Sept. 15 – I went to bed at 2 a.m. this morning watching the lightning illuminate the sky. Huge flashes, followed, strangely, by an absence of thunder. The rain was lashing the ground.

I went again to the firehouse. I sat with some of the men, in their kitchen. Just sitting, sharing their food. I think it makes them feel better. I hope it does.

As I was sitting there, an officer in a wheelchair rolled into the kitchen. He had been crying, and in his hands were a small flag and a photograph. I did not ask him about the photo.

Usually when people show me photographs, it is done with pride, or perhaps explanation. I am sick with sadness at seeing photos of people I am certain are dead. Names top the images, and under the images are telephone numbers and phrases such as “beauty mark on her left cheek” and “scar on his shoulder.”

Last night we walked to Union Square, which has become a giant memorial to this darkness. We took our candles and joined thousands of others, in a square where years ago many fought for workers’ rights. People from so many places gathered, candles in hand. Tears all around. A man near us breaks down, crying violently, doubled over. A teen-ager to my left says, “He’s cracking up.” I say, “No, he is grieving.” A trumpeter from somewhere in the dimness begins “Amazing Grace,” slightly out of tune, but the most moving rendition of the song I have ever heard.

We left the square and walked downtown. Beyond the arch in Washington Square, on the horizon, the artificial light hovers over the scene of destruction. The smoke rises still. Encircling the arch is a metal fence; the monument is under repair, for time and pollution have pockmarked the face of this George, who stands twice here, once as a soldier, once as a statesman.

On the fence hang canvas drapes, placed there to serve as tablets for thoughts. We read the words, some written in Spanish, some in German, several in French. A simple representation of the Twin Towers, obviously drawn by a child, catches my eye.

Another sentiment, scrawled in a messy hand: “No one f***s with NYC.” We walk to the next canvas; coming toward me is a woman, 35 or so, red eyes, carrying another one of those photographs/pieces of paper. She stops, stands next to me. I look at the face in her hands; I see, next to her, an older woman, perhaps her mother. The face on the paper stares at me; he was born exactly one month after I was born.

I ask, “Is that your brother?” She answers with excitement, “Yes, do you know him?” Her eyes plead. “No, I just wanted to say I am sorry,” I reply. I put my arms around the women. Their tears sting.

This morning on NPR I hear an accent from down South; he tells Scott Simon he is a spelunker, and that he had driven up to New York yesterday, thinking his passion and skills could be put to use.

Planes overhead bring fear. I think of E.B. White’s prophetic words, written in 1948:

“The city, for the first time in its long history, is destructible. A single flight of planes no bigger than a wedge of geese can quickly end this island fantasy, burn the towers, crumble the bridges, turn the underground passages into lethal chambers, cremate the millions.
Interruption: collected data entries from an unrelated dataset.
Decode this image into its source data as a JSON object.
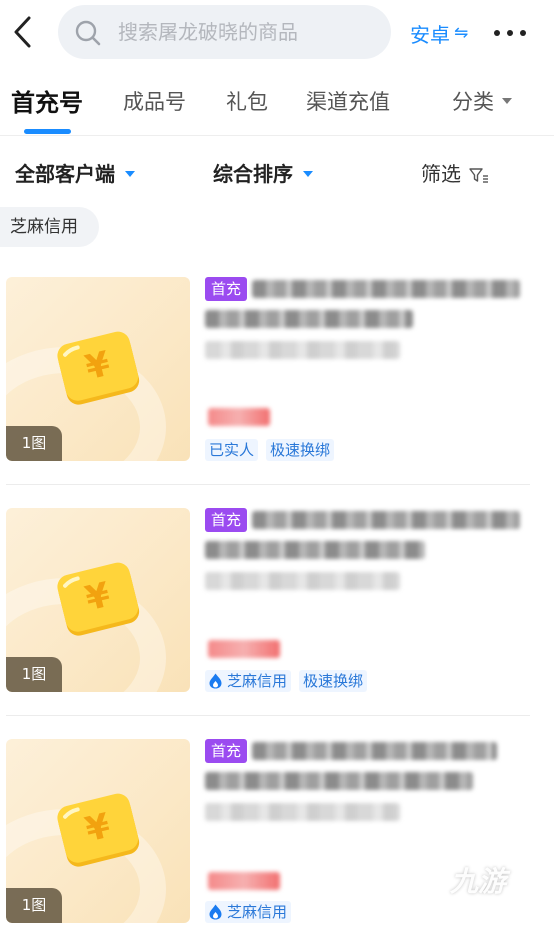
{
  "header": {
    "search_placeholder": "搜索屠龙破晓的商品",
    "platform_label": "安卓",
    "platform_swap_icon": "⇋"
  },
  "tabs": [
    {
      "label": "首充号",
      "active": true
    },
    {
      "label": "成品号",
      "active": false
    },
    {
      "label": "礼包",
      "active": false
    },
    {
      "label": "渠道充值",
      "active": false
    },
    {
      "label": "分类",
      "active": false
    }
  ],
  "filters": {
    "client": "全部客户端",
    "sort": "综合排序",
    "screen": "筛选"
  },
  "chip_label": "芝麻信用",
  "listings": [
    {
      "badge": "首充",
      "image_count": "1图",
      "tags": [
        {
          "label": "已实人",
          "icon": ""
        },
        {
          "label": "极速换绑",
          "icon": ""
        }
      ]
    },
    {
      "badge": "首充",
      "image_count": "1图",
      "tags": [
        {
          "label": "芝麻信用",
          "icon": "flame-icon"
        },
        {
          "label": "极速换绑",
          "icon": ""
        }
      ]
    },
    {
      "badge": "首充",
      "image_count": "1图",
      "tags": [
        {
          "label": "芝麻信用",
          "icon": "flame-icon"
        }
      ]
    }
  ],
  "watermark": "九游",
  "colors": {
    "accent": "#1a8cff",
    "badge": "#9b4bf0",
    "price": "#f27070"
  }
}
The intimation of mortality is part of New York now; in the sounds of jets overhead, in the black headlines of the latest editions.
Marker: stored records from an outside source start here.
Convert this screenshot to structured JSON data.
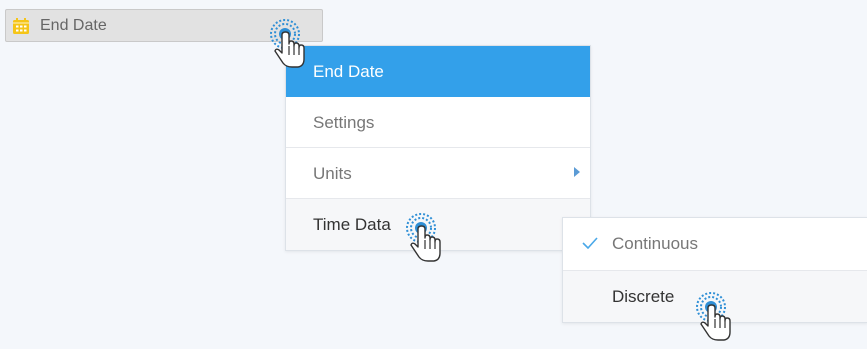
{
  "field": {
    "label": "End Date",
    "icon": "calendar-icon"
  },
  "menu": {
    "items": [
      {
        "label": "End Date",
        "state": "active"
      },
      {
        "label": "Settings"
      },
      {
        "label": "Units",
        "has_submenu": true
      },
      {
        "label": "Time Data",
        "state": "hovered"
      }
    ]
  },
  "submenu": {
    "items": [
      {
        "label": "Continuous",
        "checked": true
      },
      {
        "label": "Discrete",
        "state": "hovered"
      }
    ]
  },
  "colors": {
    "accent": "#33a0ea",
    "calendar_icon": "#f5c518",
    "pointer_ring": "#2f8fd6"
  }
}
All dwellers in cities must live with the stubborn fact of annihilation; in New York the fact is somewhat more concentrated because of the concentration of the city itself, and because, of all targets, New York has a certain clear priority. In the mind of whatever perverted dreamer might loose the lightning, New York must hold a steady, irresistible charm.”

A New York Fire Department chaplain was buried today in his brown robe (Jesuit), his fireman’s helmet on his head. He died while administering last rites to a colleague amid the rubble. Chunks of metal rained down on his head.

So Many Questions

Sept. 16 – My building is still closed, and I am not especially anxious to return to it. I have no desire to see the mass grave. I have so many questions, and no answers.

Here’s the only thing I can clearly state: I have a new determination to spend my hours in ways that matter. I will somehow help redeem the smoldering death at the bottom of my city. I will remember the faces. I must. We all must.

[James Brock, who is PaperCity Houston’s features editor, lived in New York from 1994 through 2008.]